3.      Dan sebagai pelengkap tugas mata kuliah Pendidikan Agama Islam (PAI).













BAB II
PEMBAHASAN
Sistem Sosial Dan Kebudayaan Islam
A.    Konsep Kebudayaan dalam Islam
Dari segi etimologis, kata kebudayaan adalah kata dalam bahasa Indonesia yang berasal dari bahasa Sansekerta buddhi yang berarti intelek (pengertian). Kata buddhi berubah menjadi budaya yang berarti “yang diketahui atau akal pikiran”. Budaya berarti pula pikiran, akal budi, kebudayaan, yang mengenai kebudayaan yang sudah berkembang, beradab, maju (Poerwadarminta,1982:157).
Dari pengertian budaya di atas, dapat diutarakan dengan bahasa lain bahwa kebudayaan merupakan gambaran dari taraf berpikir manusia. Tinggi-rendahnya taraf berpikir manusia akan terlihat pada hasil budayanya. Kebudayaan merupakan cetusan isi hati suatu bangsa, golongan, atau individu. Tinggi-rendahnya, kasar-halusnya pribadi manusia, golongan, atau ras, akan terlihat pada kebudayaan yang dimiliki sebagai hasil ciptaannya. Maka dapat juga dikatakan bahwa kebudayaan merupakan orientasi dan pola pikir manusia, golongan, atau bangsa. Kebudayaan merupakan suatu konsep yang sangat luas ruang lingkupnya. Hal ini tidak terlepas dari latar belakang timbulnya suatu kebudayaan itu sendiri. Dawson (1993:57) memberikan empat faktor yang menjadi alasan pokok yang menentukan corak suatu kebudayaan, yaitu faktor geografis, keturunan atau bangsa, kejiwaan, dan ekonomi.
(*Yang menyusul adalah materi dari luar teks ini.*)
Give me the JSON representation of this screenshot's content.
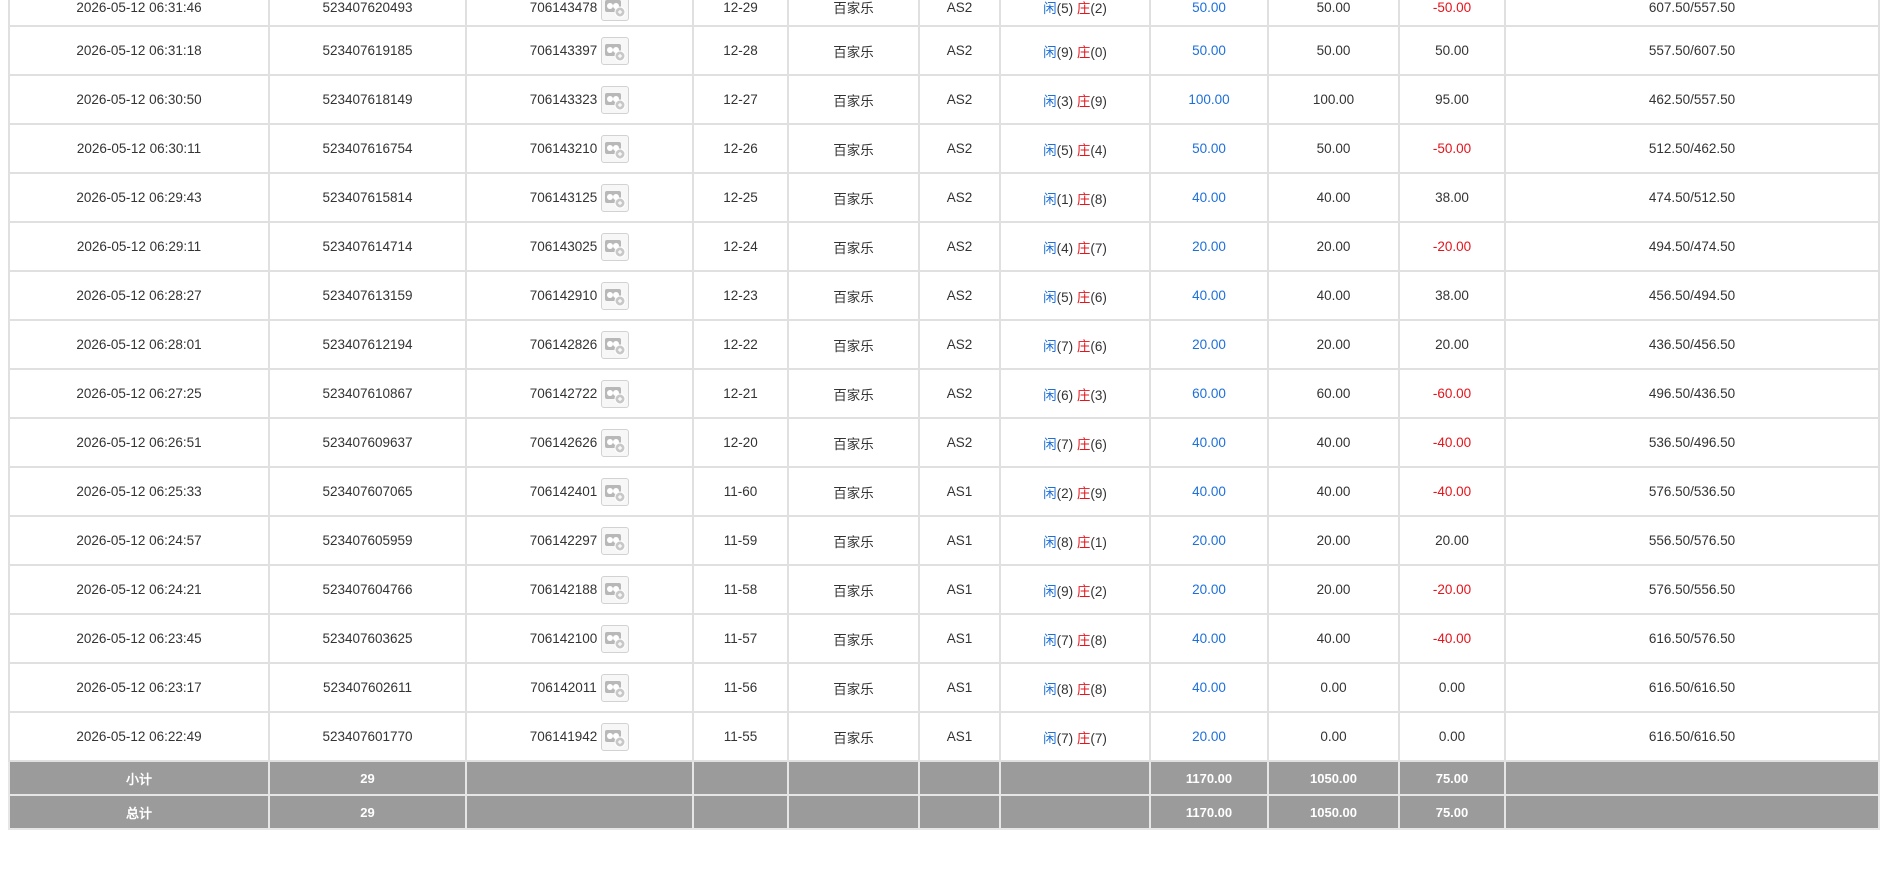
{
  "rows": [
    {
      "time": "2026-05-12 06:31:46",
      "order": "523407620493",
      "game_no": "706143478",
      "round": "12-29",
      "game": "百家乐",
      "table": "AS2",
      "player": "闲",
      "player_pts": "(5)",
      "banker": "庄",
      "banker_pts": "(2)",
      "bet": "50.00",
      "valid": "50.00",
      "win": "-50.00",
      "win_neg": true,
      "balance": "607.50/557.50"
    },
    {
      "time": "2026-05-12 06:31:18",
      "order": "523407619185",
      "game_no": "706143397",
      "round": "12-28",
      "game": "百家乐",
      "table": "AS2",
      "player": "闲",
      "player_pts": "(9)",
      "banker": "庄",
      "banker_pts": "(0)",
      "bet": "50.00",
      "valid": "50.00",
      "win": "50.00",
      "win_neg": false,
      "balance": "557.50/607.50"
    },
    {
      "time": "2026-05-12 06:30:50",
      "order": "523407618149",
      "game_no": "706143323",
      "round": "12-27",
      "game": "百家乐",
      "table": "AS2",
      "player": "闲",
      "player_pts": "(3)",
      "banker": "庄",
      "banker_pts": "(9)",
      "bet": "100.00",
      "valid": "100.00",
      "win": "95.00",
      "win_neg": false,
      "balance": "462.50/557.50"
    },
    {
      "time": "2026-05-12 06:30:11",
      "order": "523407616754",
      "game_no": "706143210",
      "round": "12-26",
      "game": "百家乐",
      "table": "AS2",
      "player": "闲",
      "player_pts": "(5)",
      "banker": "庄",
      "banker_pts": "(4)",
      "bet": "50.00",
      "valid": "50.00",
      "win": "-50.00",
      "win_neg": true,
      "balance": "512.50/462.50"
    },
    {
      "time": "2026-05-12 06:29:43",
      "order": "523407615814",
      "game_no": "706143125",
      "round": "12-25",
      "game": "百家乐",
      "table": "AS2",
      "player": "闲",
      "player_pts": "(1)",
      "banker": "庄",
      "banker_pts": "(8)",
      "bet": "40.00",
      "valid": "40.00",
      "win": "38.00",
      "win_neg": false,
      "balance": "474.50/512.50"
    },
    {
      "time": "2026-05-12 06:29:11",
      "order": "523407614714",
      "game_no": "706143025",
      "round": "12-24",
      "game": "百家乐",
      "table": "AS2",
      "player": "闲",
      "player_pts": "(4)",
      "banker": "庄",
      "banker_pts": "(7)",
      "bet": "20.00",
      "valid": "20.00",
      "win": "-20.00",
      "win_neg": true,
      "balance": "494.50/474.50"
    },
    {
      "time": "2026-05-12 06:28:27",
      "order": "523407613159",
      "game_no": "706142910",
      "round": "12-23",
      "game": "百家乐",
      "table": "AS2",
      "player": "闲",
      "player_pts": "(5)",
      "banker": "庄",
      "banker_pts": "(6)",
      "bet": "40.00",
      "valid": "40.00",
      "win": "38.00",
      "win_neg": false,
      "balance": "456.50/494.50"
    },
    {
      "time": "2026-05-12 06:28:01",
      "order": "523407612194",
      "game_no": "706142826",
      "round": "12-22",
      "game": "百家乐",
      "table": "AS2",
      "player": "闲",
      "player_pts": "(7)",
      "banker": "庄",
      "banker_pts": "(6)",
      "bet": "20.00",
      "valid": "20.00",
      "win": "20.00",
      "win_neg": false,
      "balance": "436.50/456.50"
    },
    {
      "time": "2026-05-12 06:27:25",
      "order": "523407610867",
      "game_no": "706142722",
      "round": "12-21",
      "game": "百家乐",
      "table": "AS2",
      "player": "闲",
      "player_pts": "(6)",
      "banker": "庄",
      "banker_pts": "(3)",
      "bet": "60.00",
      "valid": "60.00",
      "win": "-60.00",
      "win_neg": true,
      "balance": "496.50/436.50"
    },
    {
      "time": "2026-05-12 06:26:51",
      "order": "523407609637",
      "game_no": "706142626",
      "round": "12-20",
      "game": "百家乐",
      "table": "AS2",
      "player": "闲",
      "player_pts": "(7)",
      "banker": "庄",
      "banker_pts": "(6)",
      "bet": "40.00",
      "valid": "40.00",
      "win": "-40.00",
      "win_neg": true,
      "balance": "536.50/496.50"
    },
    {
      "time": "2026-05-12 06:25:33",
      "order": "523407607065",
      "game_no": "706142401",
      "round": "11-60",
      "game": "百家乐",
      "table": "AS1",
      "player": "闲",
      "player_pts": "(2)",
      "banker": "庄",
      "banker_pts": "(9)",
      "bet": "40.00",
      "valid": "40.00",
      "win": "-40.00",
      "win_neg": true,
      "balance": "576.50/536.50"
    },
    {
      "time": "2026-05-12 06:24:57",
      "order": "523407605959",
      "game_no": "706142297",
      "round": "11-59",
      "game": "百家乐",
      "table": "AS1",
      "player": "闲",
      "player_pts": "(8)",
      "banker": "庄",
      "banker_pts": "(1)",
      "bet": "20.00",
      "valid": "20.00",
      "win": "20.00",
      "win_neg": false,
      "balance": "556.50/576.50"
    },
    {
      "time": "2026-05-12 06:24:21",
      "order": "523407604766",
      "game_no": "706142188",
      "round": "11-58",
      "game": "百家乐",
      "table": "AS1",
      "player": "闲",
      "player_pts": "(9)",
      "banker": "庄",
      "banker_pts": "(2)",
      "bet": "20.00",
      "valid": "20.00",
      "win": "-20.00",
      "win_neg": true,
      "balance": "576.50/556.50"
    },
    {
      "time": "2026-05-12 06:23:45",
      "order": "523407603625",
      "game_no": "706142100",
      "round": "11-57",
      "game": "百家乐",
      "table": "AS1",
      "player": "闲",
      "player_pts": "(7)",
      "banker": "庄",
      "banker_pts": "(8)",
      "bet": "40.00",
      "valid": "40.00",
      "win": "-40.00",
      "win_neg": true,
      "balance": "616.50/576.50"
    },
    {
      "time": "2026-05-12 06:23:17",
      "order": "523407602611",
      "game_no": "706142011",
      "round": "11-56",
      "game": "百家乐",
      "table": "AS1",
      "player": "闲",
      "player_pts": "(8)",
      "banker": "庄",
      "banker_pts": "(8)",
      "bet": "40.00",
      "valid": "0.00",
      "win": "0.00",
      "win_neg": false,
      "balance": "616.50/616.50"
    },
    {
      "time": "2026-05-12 06:22:49",
      "order": "523407601770",
      "game_no": "706141942",
      "round": "11-55",
      "game": "百家乐",
      "table": "AS1",
      "player": "闲",
      "player_pts": "(7)",
      "banker": "庄",
      "banker_pts": "(7)",
      "bet": "20.00",
      "valid": "0.00",
      "win": "0.00",
      "win_neg": false,
      "balance": "616.50/616.50"
    }
  ],
  "subtotal": {
    "label": "小计",
    "count": "29",
    "bet": "1170.00",
    "valid": "1050.00",
    "win": "75.00"
  },
  "total": {
    "label": "总计",
    "count": "29",
    "bet": "1170.00",
    "valid": "1050.00",
    "win": "75.00"
  },
  "icons": {
    "replay": "game-record-icon"
  },
  "colors": {
    "player": "#1e6fd9",
    "banker": "#e4141b",
    "bet": "#1e6fd9",
    "negative": "#e4141b",
    "summary_bg": "#9b9b9b"
  }
}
Dalam Islam , memang tidak ada suatu rumusan yang kongkret mengenai suatu kebudayaan. Berkaitan dengan masalah kebudayaan. Islam memberi kerangka asas atau prinsip yang bersifat hakiki atau esensial. Dengan kata lain, Islam hanya memberikan konsep dasar yang dalam perwujudannya tergantung pada pemahaman pendukungnya.Dalam keadaan atau waktu yang berbeda, esensinya diwujudkan oleh aksidensi yang sangat ditentukan oleh aspek ekonomi, politik, sosial budaya, teknik, seni, dan mungkin juga oleh filsafat.
Ciri-ciri yang membedakan antara kebudayaan Islam dengan budaya lain, diungkapkan oleh Siba’i bahwa ciri-ciri kebudayaan Islam adalah yang ditegakkan atas dasar aqidah dan tauhid, berdimensi kemanusiaan murni, diletakkan pada pilar-pilar akhlak mulia, dijiwai oleh semangat ilmu (Zainal, 1993:60).
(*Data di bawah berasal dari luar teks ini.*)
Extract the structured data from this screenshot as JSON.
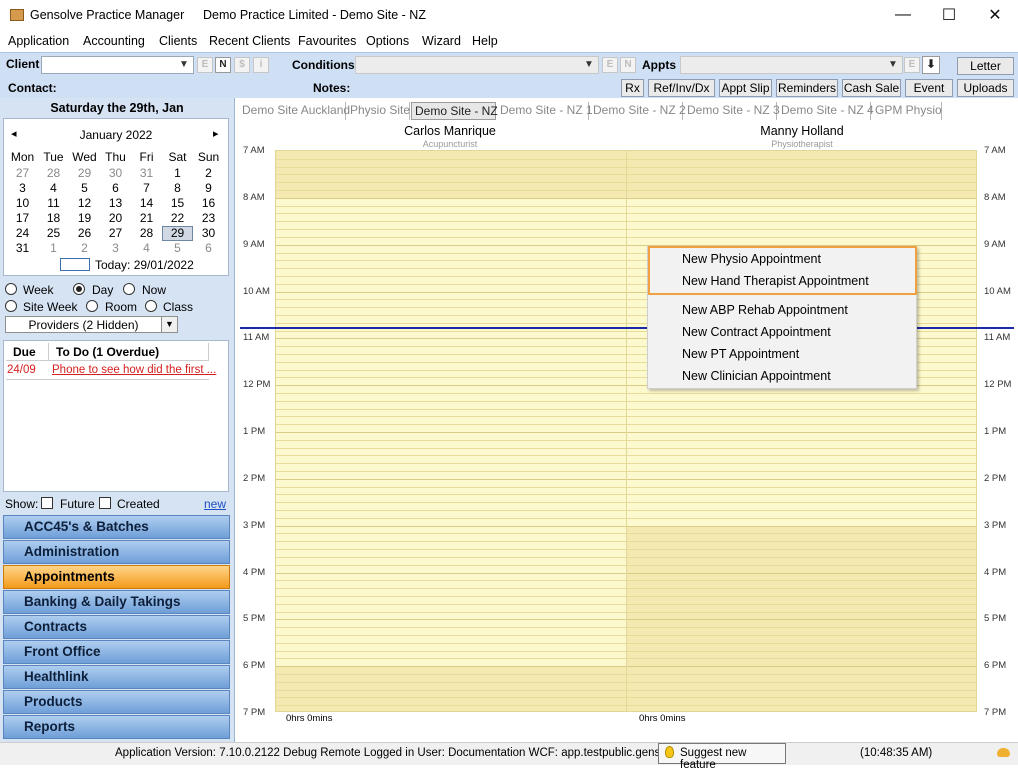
{
  "title_bar": {
    "app_title": "Gensolve Practice Manager",
    "document_title": "Demo Practice Limited  - Demo Site - NZ",
    "minimize": "—",
    "maximize": "☐",
    "close": "✕"
  },
  "menu": [
    "Application",
    "Accounting",
    "Clients",
    "Recent Clients",
    "Favourites",
    "Options",
    "Wizard",
    "Help"
  ],
  "toolbar": {
    "client_label": "Client",
    "contact_label": "Contact:",
    "conditions_label": "Conditions",
    "notes_label": "Notes:",
    "appts_label": "Appts",
    "client_small_buttons": [
      "E",
      "N",
      "$",
      "i"
    ],
    "conditions_small_buttons": [
      "E",
      "N"
    ],
    "appts_small_button": "E",
    "download_glyph": "⬇",
    "letter_button": "Letter",
    "action_buttons": [
      "Rx",
      "Ref/Inv/Dx",
      "Appt Slip",
      "Reminders",
      "Cash Sale",
      "Event",
      "Uploads"
    ]
  },
  "left_panel": {
    "date_heading": "Saturday the 29th, Jan",
    "calendar": {
      "month_label": "January 2022",
      "prev": "◂",
      "next": "▸",
      "weekdays": [
        "Mon",
        "Tue",
        "Wed",
        "Thu",
        "Fri",
        "Sat",
        "Sun"
      ],
      "weeks": [
        [
          "27",
          "28",
          "29",
          "30",
          "31",
          "1",
          "2"
        ],
        [
          "3",
          "4",
          "5",
          "6",
          "7",
          "8",
          "9"
        ],
        [
          "10",
          "11",
          "12",
          "13",
          "14",
          "15",
          "16"
        ],
        [
          "17",
          "18",
          "19",
          "20",
          "21",
          "22",
          "23"
        ],
        [
          "24",
          "25",
          "26",
          "27",
          "28",
          "29",
          "30"
        ],
        [
          "31",
          "1",
          "2",
          "3",
          "4",
          "5",
          "6"
        ]
      ],
      "selected_day": "29",
      "today_label": "Today: 29/01/2022"
    },
    "view_options": {
      "row1": [
        "Week",
        "Day",
        "Now"
      ],
      "row2": [
        "Site Week",
        "Room",
        "Class"
      ],
      "selected": "Day"
    },
    "providers_select": "Providers (2 Hidden)",
    "todo": {
      "col_due": "Due",
      "col_todo": "To Do (1 Overdue)",
      "items": [
        {
          "due": "24/09",
          "text": "Phone to see how did the first ..."
        }
      ]
    },
    "show_filter": {
      "label": "Show:",
      "future": "Future",
      "created": "Created",
      "new_link": "new"
    },
    "nav_buttons": [
      "ACC45's & Batches",
      "Administration",
      "Appointments",
      "Banking & Daily Takings",
      "Contracts",
      "Front Office",
      "Healthlink",
      "Products",
      "Reports"
    ],
    "active_nav": "Appointments"
  },
  "tabs": [
    "Demo Site Auckland",
    "Physio Site",
    "Demo Site - NZ",
    "Demo Site - NZ 1",
    "Demo Site - NZ 2",
    "Demo Site - NZ 3",
    "Demo Site - NZ 4",
    "GPM Physio"
  ],
  "active_tab": "Demo Site - NZ",
  "schedule": {
    "providers": [
      {
        "name": "Carlos Manrique",
        "role": "Acupuncturist",
        "total": "0hrs 0mins"
      },
      {
        "name": "Manny Holland",
        "role": "Physiotherapist",
        "total": "0hrs 0mins"
      }
    ],
    "hours": [
      "7 AM",
      "8 AM",
      "9 AM",
      "10 AM",
      "11 AM",
      "12 PM",
      "1 PM",
      "2 PM",
      "3 PM",
      "4 PM",
      "5 PM",
      "6 PM",
      "7 PM"
    ]
  },
  "context_menu": {
    "items": [
      "New Physio Appointment",
      "New Hand Therapist Appointment",
      "New ABP Rehab Appointment",
      "New Contract Appointment",
      "New PT Appointment",
      "New Clinician Appointment"
    ]
  },
  "status_bar": {
    "version": "Application Version: 7.10.0.2122 Debug Remote  Logged in User: Documentation WCF: app.testpublic.gensolve.com",
    "suggest_button": "Suggest new feature",
    "time": "(10:48:35 AM)"
  },
  "colors": {
    "slot_available": "#fdf9cf",
    "slot_unavailable": "#f5e9b2",
    "current_time_line": "#1a2aa8",
    "nav_active": "#f39a1c",
    "overdue_red": "#d42020",
    "menu_highlight_border": "#f0a040"
  }
}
Dari paparan di atas dapat ditarik kesimpulan bahwa kebudyaan Islam dapat dipahami sebagai hasil olah akal, budi, cipta, karya, karsa, dan rasa manusia yang bernafaskan wahyu ilahi dan sunnah Rasul. Yakni suatu kebudayaan akhlak karimah yang muncul sebagai implementasi Al-Qur’an dan Al-Hadist dimana keduanya merupakan sumber ajaran agama Islam, sumber norma dan sumber hukum Islam yang pertama dan utama. Dengan demikian kebudayaan Islam dapat dipilah menjadi tiga unsur prinsipil, yaitu kebudayaan Islam sebagai hasil cipta karya orang Islam, kebudayaan tersebut didasarkan pada ajaran Islam, dan merupakan pencerminan dari ajaran Islam.
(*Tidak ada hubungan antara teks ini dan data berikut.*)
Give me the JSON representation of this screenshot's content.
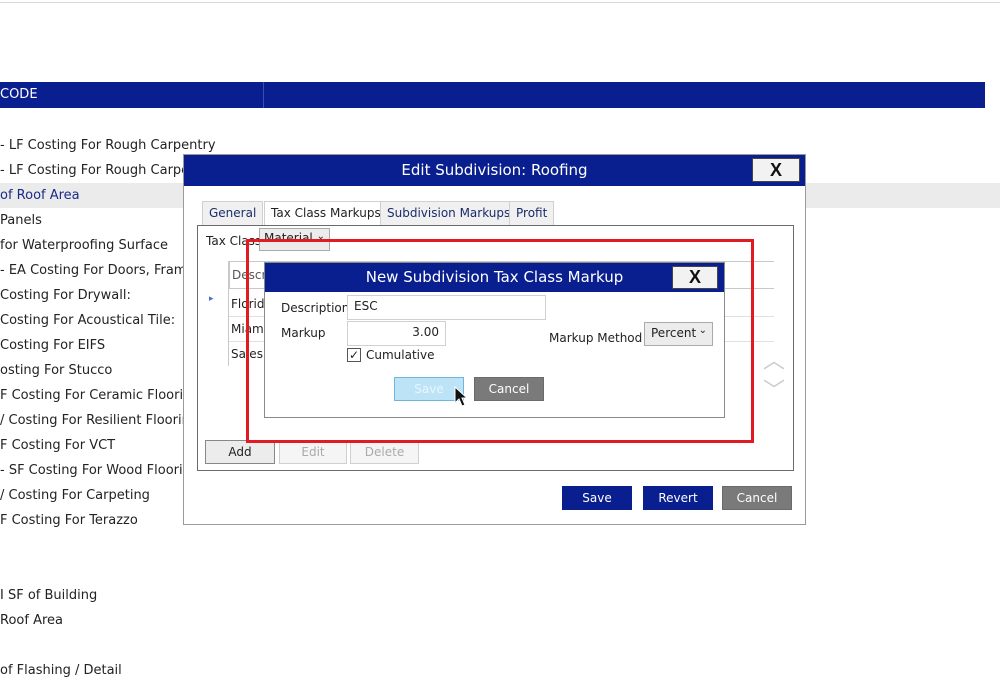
{
  "background": {
    "header_code": "CODE",
    "rows": [
      "- LF Costing For Rough Carpentry",
      "- LF Costing For Rough Carpe",
      "of Roof Area",
      "Panels",
      "for Waterproofing Surface",
      "- EA Costing For Doors, Frame",
      "Costing For Drywall:",
      "Costing For Acoustical Tile:",
      "Costing For EIFS",
      "osting For Stucco",
      "F Costing For Ceramic Flooring",
      "/ Costing For Resilient Flooring",
      "F Costing For VCT",
      "- SF Costing For Wood Floorin",
      "/ Costing For Carpeting",
      "F Costing For Terazzo",
      "",
      "",
      "I SF of Building",
      "Roof Area",
      "",
      "of Flashing / Detail"
    ]
  },
  "outer_dialog": {
    "title": "Edit Subdivision: Roofing",
    "close_label": "X",
    "tabs": [
      "General",
      "Tax Class Markups",
      "Subdivision Markups",
      "Profit"
    ],
    "tax_class_label": "Tax Class",
    "tax_class_value": "Material",
    "grid_header": "Descri",
    "grid_rows": [
      "Florida",
      "Miami",
      "Sales T"
    ],
    "add_label": "Add",
    "edit_label": "Edit",
    "delete_label": "Delete",
    "save_label": "Save",
    "revert_label": "Revert",
    "cancel_label": "Cancel"
  },
  "inner_dialog": {
    "title": "New Subdivision Tax Class Markup",
    "close_label": "X",
    "description_label": "Description",
    "description_value": "ESC",
    "markup_label": "Markup",
    "markup_value": "3.00",
    "cumulative_label": "Cumulative",
    "cumulative_checked": "✓",
    "markup_method_label": "Markup Method",
    "markup_method_value": "Percent",
    "save_label": "Save",
    "cancel_label": "Cancel"
  },
  "colors": {
    "title_bar": "#0a1f8f",
    "highlight": "#e21b22",
    "save_disabled": "#bde3f7"
  }
}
Ketiga unsur tersebut merupakan kesatuan yang utuh dan tidak dapat terpisah satu dengan yang lainnya. Dengan demikian, sebagus apapun kebudayaannya, jika itu bukan merupakan produk kaum Mslimin tidak bisa dikatakan dan diklaim sebagai budaya Islam. Demikian pula sebaliknya, meskipun budaya tersebut merupakan produk orang-orang Islam, tetapi substansinya sama sekali tidak mencerminkan norma-norma ajaran Islam. Dengan kata lain, Al-Faruqi (2001) menegaskan bahwa sesungguhnya kebudayaan Islam adalah “Kebudayaan Al-Qur’an“, karena semuanya berasal dari rangkaian wahyu Allah SWT kepada nabi Muhammad SAW pada abad ketujuh. Tanpa wahyu kebudayaan Islami Islam, filsafat Islam, hukum Islam, masyarakat Islam maupun organisasi politik atau ekonomi Islam.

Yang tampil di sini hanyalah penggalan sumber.